Perception Of Time

Time. It has passed. There shall be no returning to the moment when I wrote the first word in this article. But can I draw a line through it? Yes, I can. I can also tear off this page and remove all the jagged bit of paper sticking out of the binding meticulously, ensuring that there is no sign left of this page. You would believe it too – this page never existed. In other words, at no given time had I sat down on my table with a cup of tea and two biscuits and wrote a few words on a certain page. Such is one of our perceptions of time. If I did not spend my time writing, I must have done something else. That is another curious aspect of time – we spend it regardless of whether we want to spend it or not. Yet we call it spending. Do we not breathe as involuntarily as the passing of time? We breathe through our idle thoughts yet we attribute time to it and not the more obvious and visible action of breathing. It is also true that if all watches and sources of light were removed from a room the only sense of time would be through our bodily rhythms that we can compare to a simple pendulum, the most fundamental mechanisms of the depiction of time. If we hold our breath we may think that our sense of time is being altered but taking into account our perceptive time scale which is affected by out material senses and the mechanical model of the universe that even our senses are instantly led to believe that it makes no difference. Time may be perceptive and even illusionary but it must also leave an indelible mark on our lives. I may have speculated upon tearing off this page to deceive time. But I had not considered one aspect of the notebook. Newton’s Third Law dictates that every action must have a reaction – the number of pages in the notebook has changed. Either material or spiritual, time leaves a mark upon us all.

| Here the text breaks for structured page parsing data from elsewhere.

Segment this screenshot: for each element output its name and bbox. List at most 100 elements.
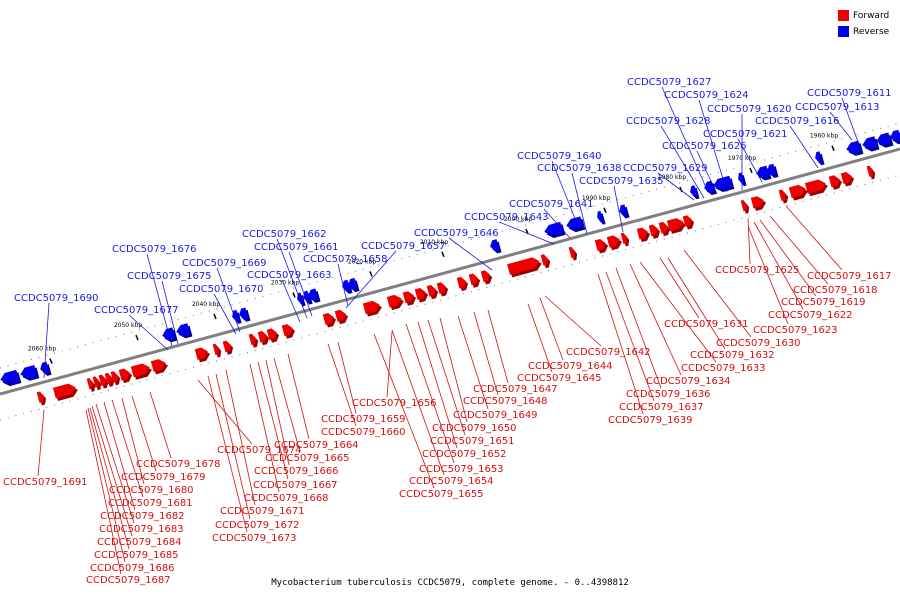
gene-body — [568, 246, 575, 259]
forward-gene-arrow — [456, 276, 469, 292]
reverse-gene-label: CCDC5079_1635 — [579, 176, 664, 187]
gene-body — [110, 371, 118, 383]
tick-label: 2050 kbp — [114, 322, 142, 329]
forward-gene-arrow — [788, 184, 808, 201]
leader-line — [337, 341, 357, 414]
reverse-gene-arrow — [0, 369, 22, 387]
leader-line — [215, 373, 251, 520]
gene-body — [815, 151, 823, 163]
reverse-gene-label: CCDC5079_1621 — [703, 129, 788, 140]
forward-gene-label: CCDC5079_1645 — [517, 373, 602, 384]
gene-body — [52, 383, 76, 399]
leader-line — [639, 261, 717, 363]
gene-body — [606, 235, 620, 248]
reverse-gene-label: CCDC5079_1677 — [94, 305, 179, 316]
reverse-gene-label: CCDC5079_1657 — [361, 241, 446, 252]
leader-line — [405, 323, 455, 464]
reverse-gene-arrow — [876, 132, 894, 148]
legend-item-forward: Forward — [838, 8, 900, 23]
forward-gene-arrow — [257, 330, 270, 346]
leader-line — [747, 225, 789, 325]
forward-gene-label: CCDC5079_1656 — [352, 398, 437, 409]
forward-gene-arrow — [36, 391, 47, 406]
gene-body — [704, 180, 715, 193]
gene-body — [788, 184, 806, 199]
forward-gene-label: CCDC5079_1667 — [253, 480, 338, 491]
gene-body — [890, 129, 900, 142]
legend-label-forward: Forward — [853, 10, 890, 21]
forward-gene-arrow — [414, 287, 429, 303]
reverse-gene-label: CCDC5079_1641 — [509, 199, 594, 210]
tick-mark — [135, 334, 139, 341]
reverse-gene-label: CCDC5079_1646 — [414, 228, 499, 239]
gene-body — [846, 140, 862, 154]
leader-line — [785, 205, 843, 271]
forward-gene-arrow — [778, 189, 789, 204]
reverse-gene-label: CCDC5079_1616 — [755, 116, 840, 127]
gene-body — [778, 189, 786, 201]
forward-gene-label: CCDC5079_1654 — [409, 476, 494, 487]
leader-line — [87, 407, 126, 563]
leader-line — [597, 273, 644, 415]
reverse-gene-arrow — [544, 221, 566, 239]
leader-line — [527, 303, 553, 373]
gene-body — [566, 216, 584, 230]
leader-line — [629, 263, 682, 376]
leader-line — [265, 359, 290, 466]
reverse-gene-arrow — [890, 129, 900, 145]
leader-line — [698, 99, 728, 193]
reverse-gene-label: CCDC5079_1626 — [662, 141, 747, 152]
reverse-gene-arrow — [862, 136, 880, 152]
gene-body — [303, 290, 311, 303]
gene-body — [828, 175, 840, 188]
reverse-gene-arrow — [756, 165, 772, 181]
leader-line — [439, 317, 468, 423]
forward-gene-label: CCDC5079_1622 — [768, 310, 853, 321]
forward-gene-arrow — [828, 175, 843, 190]
forward-gene-label: CCDC5079_1647 — [473, 384, 558, 395]
reverse-gene-label: CCDC5079_1676 — [112, 244, 197, 255]
gene-body — [620, 232, 627, 244]
gene-body — [414, 287, 426, 301]
gene-body — [86, 377, 93, 390]
leader-line — [759, 219, 817, 297]
forward-gene-arrow — [740, 199, 750, 214]
forward-gene-arrow — [426, 284, 439, 300]
forward-gene-label: CCDC5079_1686 — [90, 563, 175, 574]
genome-caption: Mycobacterium tuberculosis CCDC5079, com… — [271, 578, 629, 588]
reverse-gene-arrow — [239, 307, 251, 322]
gene-body — [876, 132, 892, 146]
gene-body — [690, 185, 698, 197]
gene-body — [104, 372, 112, 385]
gene-body — [594, 238, 606, 252]
reverse-gene-label: CCDC5079_1640 — [517, 151, 602, 162]
leader-line — [448, 237, 493, 271]
leader-line — [683, 249, 752, 338]
forward-gene-label: CCDC5079_1639 — [608, 415, 693, 426]
forward-gene-label: CCDC5079_1665 — [265, 453, 350, 464]
reverse-gene-label: CCDC5079_1690 — [14, 293, 99, 304]
leader-line — [661, 86, 709, 193]
gene-body — [118, 368, 130, 381]
reverse-gene-label: CCDC5079_1675 — [127, 271, 212, 282]
legend: Forward Reverse — [838, 8, 900, 40]
gene-body — [386, 294, 402, 308]
forward-gene-arrow — [402, 291, 417, 306]
lower-guide-line — [0, 174, 900, 421]
leader-line — [841, 97, 859, 143]
gene-body — [648, 224, 658, 237]
forward-gene-arrow — [110, 371, 121, 386]
reverse-gene-arrow — [162, 327, 178, 343]
forward-gene-arrow — [150, 359, 168, 375]
forward-gene-arrow — [92, 376, 102, 391]
tick-label: 1960 kbp — [810, 133, 838, 140]
gene-body — [767, 163, 777, 176]
forward-gene-label: CCDC5079_1630 — [716, 338, 801, 349]
gene-body — [490, 239, 500, 251]
gene-body — [597, 210, 604, 223]
tick-label: 2010 kbp — [420, 239, 448, 246]
leader-line — [225, 369, 256, 506]
reverse-gene-label: CCDC5079_1638 — [537, 163, 622, 174]
leader-line — [131, 395, 157, 472]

This encourages me to place a finger in the massive, placid and infinitely deep lake of thought. Forthrightly stating, it is extremely rare for two persons to think in exactly the same way as the other regarding everything. Our thoughts simply “coincide” with another human being. In physics, we call it constructive interference. Our brains constantly emit electromagnetic waves. Light is a spectrum in the electromagnetic wave. Through experiments it has been shown that two light sources placed close to each other create an interference pattern – a series of bright and dark bands. The bright bands signify constructive interference, that is, agreement. The dark bands depict destructive interference, that is, disagreement. Our scale of attraction to a person depends on these bands. Sure, I am expressing relations as the best friend or the lover as a mere band on a screen but that is how we connect if we just walk on a basic level. Although, in real life, there is a lot more than just interference at play at both our brain interaction and light as we see around us. The objects and people we come across and the way they affect us also have an impact on our perception of time. We keep searching for happiness, calm and peace. Situations that involve us using all our faculties at once are called stressful. If something keeps on persisting we might even become bogged down. Have you ever run a really heavy game on your computer? It gets so hot that it shuts down. In the same way, all of us have our capacities and like a computer needs a cooling fan, we need friends. It is not possible for a human to be in his best spirits at all times. Time consumes us all whether we are happy or sad and in my opinion, the factor that decides whether it is being consumed while waiting in traffic or hovering in a make believe world, is upon his surroundings and himself. Let us not go around telling an already stressed human to go around play in his own backyard. Time has ensured that his playing in his own backyard is as involuntary and ineffective as breathing.

If thoughts are important then my next question is very simple – can time be slowed or quickened by thought? Of course not; we must certainly be jesting in drunken merriment. Hold that thought. I will bring forth an old observation. Time seems to pass faster when we are doing something we love but it passes excruciatingly slowly when we are engaged in what we truly dislike or have no interest in. In fiction you must have read how time seems to be in a standstill when all hope is lost, darkness has enveloped the light and the season of perpetual darkness makes it seem as if we all are in a cavern of hopeless existence for eternity. Well, not true. In all those moments we forgot a crucial ticking of time that depicts our eternal mortality – the heartbeat. If we observe, our heartbeat is roughly at a rate of one beat per second. We have built our instruments to measure time but the real clock, our entire perception of time and our very existence is at that faint dub-dub of the heart that we can listen to if everything around us ceases to exist. That is the ultimate ticking of the inevitability of life. Our heart keeps beating regardless of all circumstances and by each beat it gets older just as the parts of an internal combustion engine are deteriorated by that negligible amount after each explosion. This understanding of time is more final than everything else in our lives. Do I still tear this page off and pretend it did not exist? The heartbeats that passed as I examined that thought have just passed and nothing can hide that evidence. Thus it is with this grim realization that eternal youth is just a mental state and that the end of time is indeed real, let us make the most of the time we have. Being jovial is good but we must also pay attention to the melancholy of existence because it has some words to say too: the perception of time is the dawning of the beginning and the end.